配達の方は普段から様々なお宅の事情に慣れているので、事前に一言あるだけで対応が変わることも多いようです。知らずにドアを長く開けてしまったり、二度押ししてしまったりすることも、伝えておけば防ぎやすくなります。
玄関サインが役立つ場面
毎回口頭で伝えるのが大変な場面、とくに宅配や初めての来客には、玄関のサインが助けになることがあります。
「猫がいます」「脱走防止のため、扉を開ける際はご注意ください」。こういった内容をサインとして玄関に出しておくと、伝え忘れもなく、受け取る側にも事情が伝わりやすくなります。
注意書きっぽい表現ではなく、やわらかく書かれたサインなら、来客に対して強い印象を与えすぎないのもよいところです。「お願い」として伝える形にするだけで、受け取られ方がかなり変わることがあるようです。

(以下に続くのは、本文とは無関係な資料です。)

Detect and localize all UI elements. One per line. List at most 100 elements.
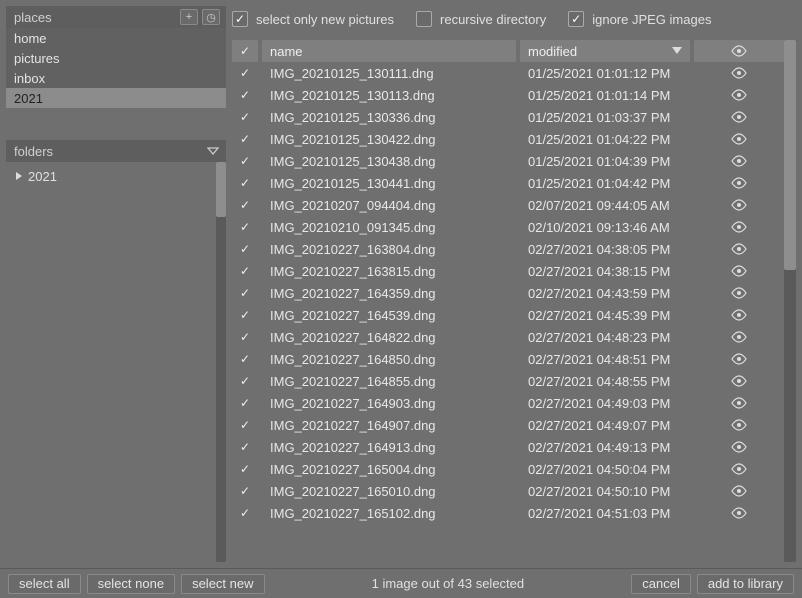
- row-check[interactable]: ✓: [232, 264, 258, 278]
- column-header-visibility[interactable]: [694, 40, 784, 62]
- row-visibility[interactable]: [694, 199, 784, 211]
- row-filename: IMG_20210227_164539.dng: [262, 308, 516, 323]
- row-check[interactable]: ✓: [232, 506, 258, 520]
- row-visibility[interactable]: [694, 177, 784, 189]
- select-new-checkbox[interactable]: [232, 11, 248, 27]
- places-item[interactable]: 2021: [6, 88, 226, 108]
- eye-icon: [731, 243, 747, 255]
- table-row[interactable]: ✓IMG_20210227_164850.dng02/27/2021 04:48…: [232, 348, 784, 370]
- table-row[interactable]: ✓IMG_20210227_164539.dng02/27/2021 04:45…: [232, 304, 784, 326]
- row-visibility[interactable]: [694, 507, 784, 519]
- places-item[interactable]: inbox: [6, 68, 226, 88]
- table-row[interactable]: ✓IMG_20210210_091345.dng02/10/2021 09:13…: [232, 216, 784, 238]
- row-filename: IMG_20210227_164855.dng: [262, 374, 516, 389]
- table-row[interactable]: ✓IMG_20210227_165004.dng02/27/2021 04:50…: [232, 458, 784, 480]
- row-check[interactable]: ✓: [232, 176, 258, 190]
- row-check[interactable]: ✓: [232, 418, 258, 432]
- table-header: ✓ name modified: [232, 40, 784, 62]
- table-row[interactable]: ✓IMG_20210227_163804.dng02/27/2021 04:38…: [232, 238, 784, 260]
- folders-scrollbar[interactable]: [216, 162, 226, 562]
- table-row[interactable]: ✓IMG_20210207_094404.dng02/07/2021 09:44…: [232, 194, 784, 216]
- row-check[interactable]: ✓: [232, 242, 258, 256]
- table-row[interactable]: ✓IMG_20210227_164855.dng02/27/2021 04:48…: [232, 370, 784, 392]
- row-visibility[interactable]: [694, 155, 784, 167]
- row-visibility[interactable]: [694, 243, 784, 255]
- row-modified: 02/27/2021 04:50:10 PM: [520, 484, 690, 499]
- row-check[interactable]: ✓: [232, 66, 258, 80]
- table-row[interactable]: ✓IMG_20210227_164822.dng02/27/2021 04:48…: [232, 326, 784, 348]
- add-place-button[interactable]: +: [180, 9, 198, 25]
- table-body: ✓IMG_20210125_130111.dng01/25/2021 01:01…: [232, 62, 784, 562]
- recent-places-button[interactable]: ◷: [202, 9, 220, 25]
- folders-collapse-icon[interactable]: [206, 144, 220, 158]
- row-visibility[interactable]: [694, 309, 784, 321]
- row-check[interactable]: ✓: [232, 484, 258, 498]
- table-row[interactable]: ✓IMG_20210227_165010.dng02/27/2021 04:50…: [232, 480, 784, 502]
- row-visibility[interactable]: [694, 331, 784, 343]
- table-row[interactable]: ✓IMG_20210125_130113.dng01/25/2021 01:01…: [232, 84, 784, 106]
- row-check[interactable]: ✓: [232, 198, 258, 212]
- row-visibility[interactable]: [694, 441, 784, 453]
- eye-icon: [731, 419, 747, 431]
- row-check[interactable]: ✓: [232, 374, 258, 388]
- row-visibility[interactable]: [694, 353, 784, 365]
- row-check[interactable]: ✓: [232, 440, 258, 454]
- row-visibility[interactable]: [694, 67, 784, 79]
- add-to-library-button[interactable]: add to library: [697, 574, 794, 594]
- recursive-checkbox[interactable]: [416, 11, 432, 27]
- select-none-button[interactable]: select none: [87, 574, 176, 594]
- table-row[interactable]: ✓IMG_20210227_164913.dng02/27/2021 04:49…: [232, 436, 784, 458]
- row-visibility[interactable]: [694, 221, 784, 233]
- table-row[interactable]: ✓IMG_20210125_130441.dng01/25/2021 01:04…: [232, 172, 784, 194]
- eye-icon: [731, 111, 747, 123]
- row-check[interactable]: ✓: [232, 154, 258, 168]
- ignore-jpeg-checkbox[interactable]: [568, 11, 584, 27]
- row-check[interactable]: ✓: [232, 462, 258, 476]
- row-visibility[interactable]: [694, 375, 784, 387]
- table-row[interactable]: ✓IMG_20210227_163815.dng02/27/2021 04:38…: [232, 260, 784, 282]
- table-scrollbar[interactable]: [784, 40, 796, 562]
- table-row[interactable]: ✓IMG_20210125_130438.dng01/25/2021 01:04…: [232, 150, 784, 172]
- places-item[interactable]: home: [6, 28, 226, 48]
- row-visibility[interactable]: [694, 111, 784, 123]
- row-visibility[interactable]: [694, 287, 784, 299]
- eye-icon: [731, 375, 747, 387]
- table-row[interactable]: ✓IMG_20210227_164903.dng02/27/2021 04:49…: [232, 392, 784, 414]
- row-check[interactable]: ✓: [232, 396, 258, 410]
- row-filename: IMG_20210227_164822.dng: [262, 330, 516, 345]
- row-visibility[interactable]: [694, 397, 784, 409]
- select-all-button[interactable]: select all: [8, 574, 81, 594]
- row-visibility[interactable]: [694, 133, 784, 145]
- table-row[interactable]: ✓IMG_20210125_130111.dng01/25/2021 01:01…: [232, 62, 784, 84]
- places-item[interactable]: pictures: [6, 48, 226, 68]
- table-row[interactable]: ✓IMG_20210227_164359.dng02/27/2021 04:43…: [232, 282, 784, 304]
- column-header-name[interactable]: name: [262, 40, 516, 62]
- table-row[interactable]: ✓IMG_20210125_130336.dng01/25/2021 01:03…: [232, 106, 784, 128]
- row-visibility[interactable]: [694, 265, 784, 277]
- table-row[interactable]: ✓IMG_20210227_164907.dng02/27/2021 04:49…: [232, 414, 784, 436]
- row-modified: 02/27/2021 04:38:15 PM: [520, 264, 690, 279]
- row-check[interactable]: ✓: [232, 330, 258, 344]
- row-check[interactable]: ✓: [232, 220, 258, 234]
- row-check[interactable]: ✓: [232, 352, 258, 366]
- row-filename: IMG_20210227_164913.dng: [262, 440, 516, 455]
- row-visibility[interactable]: [694, 419, 784, 431]
- row-check[interactable]: ✓: [232, 88, 258, 102]
- row-visibility[interactable]: [694, 485, 784, 497]
- select-new-button[interactable]: select new: [181, 574, 264, 594]
- row-check[interactable]: ✓: [232, 308, 258, 322]
- row-check[interactable]: ✓: [232, 132, 258, 146]
- table-row[interactable]: ✓IMG_20210125_130422.dng01/25/2021 01:04…: [232, 128, 784, 150]
- row-visibility[interactable]: [694, 463, 784, 475]
- column-header-modified[interactable]: modified: [520, 40, 690, 62]
- eye-icon: [731, 199, 747, 211]
- row-check[interactable]: ✓: [232, 110, 258, 124]
- row-check[interactable]: ✓: [232, 286, 258, 300]
- table-row[interactable]: ✓IMG_20210227_165102.dng02/27/2021 04:51…: [232, 502, 784, 524]
- row-modified: 01/25/2021 01:04:22 PM: [520, 132, 690, 147]
- folder-tree-item[interactable]: 2021: [8, 166, 214, 186]
- column-header-check[interactable]: ✓: [232, 40, 258, 62]
- row-visibility[interactable]: [694, 89, 784, 101]
- cancel-button[interactable]: cancel: [631, 574, 691, 594]
- select-new-label: select only new pictures: [256, 12, 394, 27]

宅配だけでも置き配にしてもらえると、そもそもドアを開ける回数が減るので、それだけで脱走のリスクを大幅に減らせることもあります。
まとめ:ヒヤッとする回数を、少しずつ減らしていく
ドアを開けるたびに気を張る生活は、じわじわと疲れます。猫さんが悪いわけでも、飼い主さんが心配しすぎなわけでも、ありません。
家の中で動線を整えること、来客や配達の人に事前に伝えること。この2つを少しずつ組み合わせていくと、毎日の玄関の緊張感が変わってくることがあります。
完全にゼロにするのは難しいかもしれませんが、「今日もヒヤッとした」と思う回数が減るだけで、毎日がずいぶん楽になるものです。